Etre un couple mixte au Brésil
Le sujet est polémique. Et d’une certaine manière relève de la vie privée de chacun. Toutefois, la récurrence des couples mixtes entre Africains et Brésiliennes, que je constate au Brésil, exige qu’on s’y attarde un instant. Faut-il être contre les couples mixtes? Cette interrogation est l’objet d’une longue réflexion et s’appuie sur des faits observés, notamment au Brésil où j’ai vu beaucoup d’Africains s’engager dans des relations plus ou moins durables avec des Brésiliennes de race blanche.

Une crise identitaire
Je considère que l’une des plus grandes faiblesse des communautés afro-américaines ou afro-brésiliennes (que je connais le mieux) est de ne pas accepter leurs origines africaines. A la différence des Etats-Unis où chaque noir est en mesure de retrouver les traces de ses ancêtres noirs, au Brésil, la Nouvelle République, à travers son ministre de l’Economie, a détruit toutes les archives permettant de retracer les origines africaines des brésiliens.
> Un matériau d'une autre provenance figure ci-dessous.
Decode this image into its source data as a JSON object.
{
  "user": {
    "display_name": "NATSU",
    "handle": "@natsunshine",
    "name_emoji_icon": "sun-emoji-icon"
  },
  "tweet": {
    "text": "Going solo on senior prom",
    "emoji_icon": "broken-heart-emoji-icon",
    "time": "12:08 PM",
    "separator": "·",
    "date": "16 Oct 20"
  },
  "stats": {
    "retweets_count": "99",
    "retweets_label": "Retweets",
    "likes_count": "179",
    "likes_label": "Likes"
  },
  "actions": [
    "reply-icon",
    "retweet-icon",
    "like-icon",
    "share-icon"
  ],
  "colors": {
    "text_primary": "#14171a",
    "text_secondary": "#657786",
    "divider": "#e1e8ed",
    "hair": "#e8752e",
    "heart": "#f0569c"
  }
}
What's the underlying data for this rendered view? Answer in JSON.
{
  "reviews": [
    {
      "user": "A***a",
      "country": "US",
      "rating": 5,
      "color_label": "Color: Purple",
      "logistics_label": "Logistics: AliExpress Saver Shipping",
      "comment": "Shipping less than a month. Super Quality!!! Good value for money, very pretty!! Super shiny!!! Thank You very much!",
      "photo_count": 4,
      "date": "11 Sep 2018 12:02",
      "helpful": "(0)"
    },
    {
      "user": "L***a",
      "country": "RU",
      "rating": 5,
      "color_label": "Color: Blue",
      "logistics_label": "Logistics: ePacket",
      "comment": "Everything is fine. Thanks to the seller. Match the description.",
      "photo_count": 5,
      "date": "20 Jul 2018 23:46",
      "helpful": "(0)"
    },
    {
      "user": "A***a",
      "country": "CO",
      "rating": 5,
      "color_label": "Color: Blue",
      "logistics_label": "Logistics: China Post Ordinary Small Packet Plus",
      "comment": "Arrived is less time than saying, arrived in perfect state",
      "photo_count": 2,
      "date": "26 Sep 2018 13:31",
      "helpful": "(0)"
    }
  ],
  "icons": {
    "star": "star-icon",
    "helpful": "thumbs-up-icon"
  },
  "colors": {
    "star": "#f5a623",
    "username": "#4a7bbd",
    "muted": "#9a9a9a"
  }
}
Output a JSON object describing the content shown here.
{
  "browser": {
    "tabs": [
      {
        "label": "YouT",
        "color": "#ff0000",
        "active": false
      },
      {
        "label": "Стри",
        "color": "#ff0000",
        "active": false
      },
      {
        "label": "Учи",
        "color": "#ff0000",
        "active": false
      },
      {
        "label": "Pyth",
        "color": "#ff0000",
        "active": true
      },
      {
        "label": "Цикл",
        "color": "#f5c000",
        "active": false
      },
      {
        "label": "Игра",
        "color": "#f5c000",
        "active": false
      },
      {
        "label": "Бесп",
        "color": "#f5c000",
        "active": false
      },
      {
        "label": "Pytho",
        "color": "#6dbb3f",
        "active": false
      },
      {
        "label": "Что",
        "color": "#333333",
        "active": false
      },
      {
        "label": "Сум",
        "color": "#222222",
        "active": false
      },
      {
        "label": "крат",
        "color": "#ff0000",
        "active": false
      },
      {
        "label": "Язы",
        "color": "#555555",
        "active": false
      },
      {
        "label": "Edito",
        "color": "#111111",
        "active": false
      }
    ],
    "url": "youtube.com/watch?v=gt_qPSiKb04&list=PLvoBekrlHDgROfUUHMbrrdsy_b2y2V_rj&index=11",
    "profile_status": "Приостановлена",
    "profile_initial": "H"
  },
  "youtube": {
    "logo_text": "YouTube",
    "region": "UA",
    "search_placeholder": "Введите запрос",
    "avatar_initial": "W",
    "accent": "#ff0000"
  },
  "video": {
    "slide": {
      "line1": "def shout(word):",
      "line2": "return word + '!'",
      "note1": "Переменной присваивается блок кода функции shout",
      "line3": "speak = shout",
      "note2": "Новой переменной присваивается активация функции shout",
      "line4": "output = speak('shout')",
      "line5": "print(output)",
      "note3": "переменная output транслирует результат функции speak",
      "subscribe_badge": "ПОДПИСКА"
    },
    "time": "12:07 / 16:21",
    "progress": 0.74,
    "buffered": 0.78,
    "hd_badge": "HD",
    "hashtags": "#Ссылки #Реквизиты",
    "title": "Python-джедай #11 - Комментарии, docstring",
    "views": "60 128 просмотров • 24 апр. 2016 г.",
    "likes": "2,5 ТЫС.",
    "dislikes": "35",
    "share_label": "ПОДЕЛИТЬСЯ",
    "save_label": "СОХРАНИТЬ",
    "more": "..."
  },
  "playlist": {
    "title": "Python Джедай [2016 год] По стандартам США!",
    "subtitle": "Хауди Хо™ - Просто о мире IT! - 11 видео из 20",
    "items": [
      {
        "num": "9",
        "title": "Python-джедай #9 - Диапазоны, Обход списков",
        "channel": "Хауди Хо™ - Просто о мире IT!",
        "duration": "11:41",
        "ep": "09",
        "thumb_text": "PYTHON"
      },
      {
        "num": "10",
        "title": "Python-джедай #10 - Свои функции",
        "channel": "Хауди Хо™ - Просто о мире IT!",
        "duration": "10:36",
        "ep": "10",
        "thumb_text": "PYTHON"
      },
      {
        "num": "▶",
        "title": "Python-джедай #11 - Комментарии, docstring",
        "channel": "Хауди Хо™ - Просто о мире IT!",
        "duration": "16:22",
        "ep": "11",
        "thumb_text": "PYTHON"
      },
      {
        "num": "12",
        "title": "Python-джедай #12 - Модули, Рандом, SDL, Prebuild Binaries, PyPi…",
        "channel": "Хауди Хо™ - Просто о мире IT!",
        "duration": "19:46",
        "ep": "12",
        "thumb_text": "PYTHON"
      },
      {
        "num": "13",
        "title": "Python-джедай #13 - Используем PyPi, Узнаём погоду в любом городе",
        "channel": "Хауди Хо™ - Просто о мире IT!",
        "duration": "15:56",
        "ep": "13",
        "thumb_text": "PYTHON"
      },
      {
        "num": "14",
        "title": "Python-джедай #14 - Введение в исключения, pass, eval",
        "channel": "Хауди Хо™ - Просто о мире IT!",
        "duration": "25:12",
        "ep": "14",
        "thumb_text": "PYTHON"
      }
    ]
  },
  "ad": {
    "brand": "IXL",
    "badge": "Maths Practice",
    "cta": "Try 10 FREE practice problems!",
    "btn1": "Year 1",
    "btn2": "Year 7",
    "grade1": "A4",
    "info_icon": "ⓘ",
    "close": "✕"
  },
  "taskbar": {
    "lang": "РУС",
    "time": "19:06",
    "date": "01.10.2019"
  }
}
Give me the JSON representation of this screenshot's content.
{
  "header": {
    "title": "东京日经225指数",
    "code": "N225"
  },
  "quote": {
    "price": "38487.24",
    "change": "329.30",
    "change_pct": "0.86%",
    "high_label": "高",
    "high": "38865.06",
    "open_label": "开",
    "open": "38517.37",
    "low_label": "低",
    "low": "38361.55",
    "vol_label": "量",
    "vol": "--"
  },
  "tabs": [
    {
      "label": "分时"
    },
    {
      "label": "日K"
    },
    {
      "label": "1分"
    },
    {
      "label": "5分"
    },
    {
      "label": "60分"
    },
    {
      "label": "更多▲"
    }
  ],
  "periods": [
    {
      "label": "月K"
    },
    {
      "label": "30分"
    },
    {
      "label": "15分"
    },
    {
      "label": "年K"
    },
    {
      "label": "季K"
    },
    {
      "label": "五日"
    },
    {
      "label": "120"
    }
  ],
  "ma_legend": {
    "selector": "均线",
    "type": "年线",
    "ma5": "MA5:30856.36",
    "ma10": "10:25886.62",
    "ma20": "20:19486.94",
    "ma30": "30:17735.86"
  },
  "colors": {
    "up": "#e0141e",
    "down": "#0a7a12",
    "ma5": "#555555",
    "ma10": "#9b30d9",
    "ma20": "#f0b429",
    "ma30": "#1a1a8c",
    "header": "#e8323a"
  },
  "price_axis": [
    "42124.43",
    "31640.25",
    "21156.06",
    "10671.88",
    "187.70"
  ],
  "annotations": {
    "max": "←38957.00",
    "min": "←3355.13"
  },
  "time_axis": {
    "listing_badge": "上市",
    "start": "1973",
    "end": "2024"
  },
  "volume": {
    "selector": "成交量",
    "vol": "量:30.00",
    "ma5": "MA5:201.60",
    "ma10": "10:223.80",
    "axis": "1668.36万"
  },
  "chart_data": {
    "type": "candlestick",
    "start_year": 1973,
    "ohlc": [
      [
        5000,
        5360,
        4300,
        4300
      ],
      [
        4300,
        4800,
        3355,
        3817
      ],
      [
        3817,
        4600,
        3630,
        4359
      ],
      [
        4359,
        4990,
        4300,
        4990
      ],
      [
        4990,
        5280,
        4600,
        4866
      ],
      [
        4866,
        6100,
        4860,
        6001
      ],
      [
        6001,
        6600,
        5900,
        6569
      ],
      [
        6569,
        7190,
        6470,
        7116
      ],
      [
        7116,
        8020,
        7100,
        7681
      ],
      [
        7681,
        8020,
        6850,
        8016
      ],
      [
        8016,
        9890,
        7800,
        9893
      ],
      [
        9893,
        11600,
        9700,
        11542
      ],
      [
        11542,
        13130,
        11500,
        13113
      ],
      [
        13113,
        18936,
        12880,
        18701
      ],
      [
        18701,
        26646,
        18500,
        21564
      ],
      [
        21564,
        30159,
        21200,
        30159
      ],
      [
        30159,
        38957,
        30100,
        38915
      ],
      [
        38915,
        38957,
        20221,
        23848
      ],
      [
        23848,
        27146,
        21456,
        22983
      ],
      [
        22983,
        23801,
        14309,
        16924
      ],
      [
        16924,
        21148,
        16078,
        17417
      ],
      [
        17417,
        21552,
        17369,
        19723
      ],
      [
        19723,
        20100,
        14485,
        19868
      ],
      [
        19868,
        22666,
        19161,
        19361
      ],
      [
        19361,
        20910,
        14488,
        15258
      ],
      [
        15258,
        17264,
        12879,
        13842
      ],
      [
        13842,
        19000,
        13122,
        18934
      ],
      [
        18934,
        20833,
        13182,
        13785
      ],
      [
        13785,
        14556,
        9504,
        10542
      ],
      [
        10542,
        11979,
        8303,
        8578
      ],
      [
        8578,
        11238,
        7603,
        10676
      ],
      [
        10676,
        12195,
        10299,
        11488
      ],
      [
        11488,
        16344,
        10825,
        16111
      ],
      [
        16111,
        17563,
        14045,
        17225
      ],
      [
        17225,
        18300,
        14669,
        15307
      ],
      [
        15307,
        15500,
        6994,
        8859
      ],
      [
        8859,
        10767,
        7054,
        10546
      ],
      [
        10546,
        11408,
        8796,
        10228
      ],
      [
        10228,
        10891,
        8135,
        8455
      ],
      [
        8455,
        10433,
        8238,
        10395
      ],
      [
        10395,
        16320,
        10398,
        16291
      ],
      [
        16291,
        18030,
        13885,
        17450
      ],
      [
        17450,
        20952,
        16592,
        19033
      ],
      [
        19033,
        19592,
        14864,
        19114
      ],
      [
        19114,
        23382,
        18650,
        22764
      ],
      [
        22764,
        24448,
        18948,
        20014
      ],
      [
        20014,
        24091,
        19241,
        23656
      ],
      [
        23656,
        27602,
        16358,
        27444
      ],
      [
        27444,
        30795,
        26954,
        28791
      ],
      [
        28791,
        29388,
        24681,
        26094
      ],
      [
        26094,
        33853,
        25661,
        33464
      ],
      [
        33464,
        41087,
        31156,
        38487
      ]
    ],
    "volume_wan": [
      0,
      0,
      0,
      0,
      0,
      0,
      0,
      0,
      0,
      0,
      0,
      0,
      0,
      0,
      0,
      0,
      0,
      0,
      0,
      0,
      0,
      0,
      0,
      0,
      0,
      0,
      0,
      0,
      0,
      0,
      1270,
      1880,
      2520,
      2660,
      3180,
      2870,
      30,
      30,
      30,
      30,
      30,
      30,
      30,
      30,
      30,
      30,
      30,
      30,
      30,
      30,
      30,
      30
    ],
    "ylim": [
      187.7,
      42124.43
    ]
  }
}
Comme conséquence, les afro-brésiliens se sont créés un imaginaire social qui leur octroie des origines blanches, une forme aussi pour les autorités politiques de renforcer le mythe d’une nation brésilienne post-esclavagiste. Il y a donc une double tragédie qui frappe la communauté noire au Brésil : une perte d’identité matérielle, puisque rien de concret ne prouve qu’ils venaient d’Afrique, ainsi qu’une perte d’identité historique et psychologique qui rend impossible tout travail mémoriel de leur part.

Une question d’intégration
Qu’est-ce qui fait donc que les jeunes africains qui immigrent au Brésil décident le plus souvent de s’engager dans un couple mixte ? La réponse la plus simple serait de dire qu’ils le font par amour. Je ne veux rien généraliser, mais cette réponse me paraît justement des plus simplistes.
- Premièrement, elle ignore les difficultés que cela implique pour un jeune africain de s’intégrer au Brésil sans être en couple avec une brésilienne. En effet, la loi brésilienne met tout en oeuvre pour empêcher les expatriés originaires des pays « pauvres » de s’intégrer sur le marche du travail. Même la nouvelle loi qui vient d’être votée au Parlement et attend sa confirmation par le sénat et la présidence de la République établit une nouvelle distinction, pour ce qui est du marché du travail, entre européens d’un côté et africains et sud-américains de l’autre.
Il est donc plus facile pour les couples mixtes de trouver un travail décent. Par ailleurs, dans une société raciste comme l’est le Brésil, si l’on se marie avec une blanche, on a plus de chance de s’intégrer rapidement.
- L’autre fait observé, bien que je ne possède aucune statistique, est que ces couples mixtes se séparent généralement dès que l’homme a obtenu la documentation qui lui permet de travailler légalement. Il s’agit donc aussi d’une stratégie de survie.
Une pathologie psychologique ?
Jusque là, je ne m’étais pas engagé dans une argumentation d’ordre psychologique, celle que l’on pourrait aussi qualifier d’argumentation de « type fanonien », c’est-à-dire, une ligne d’argumentation qui s’occupe essentiellement des facteurs psychologiques à l’origine des couples mixtes.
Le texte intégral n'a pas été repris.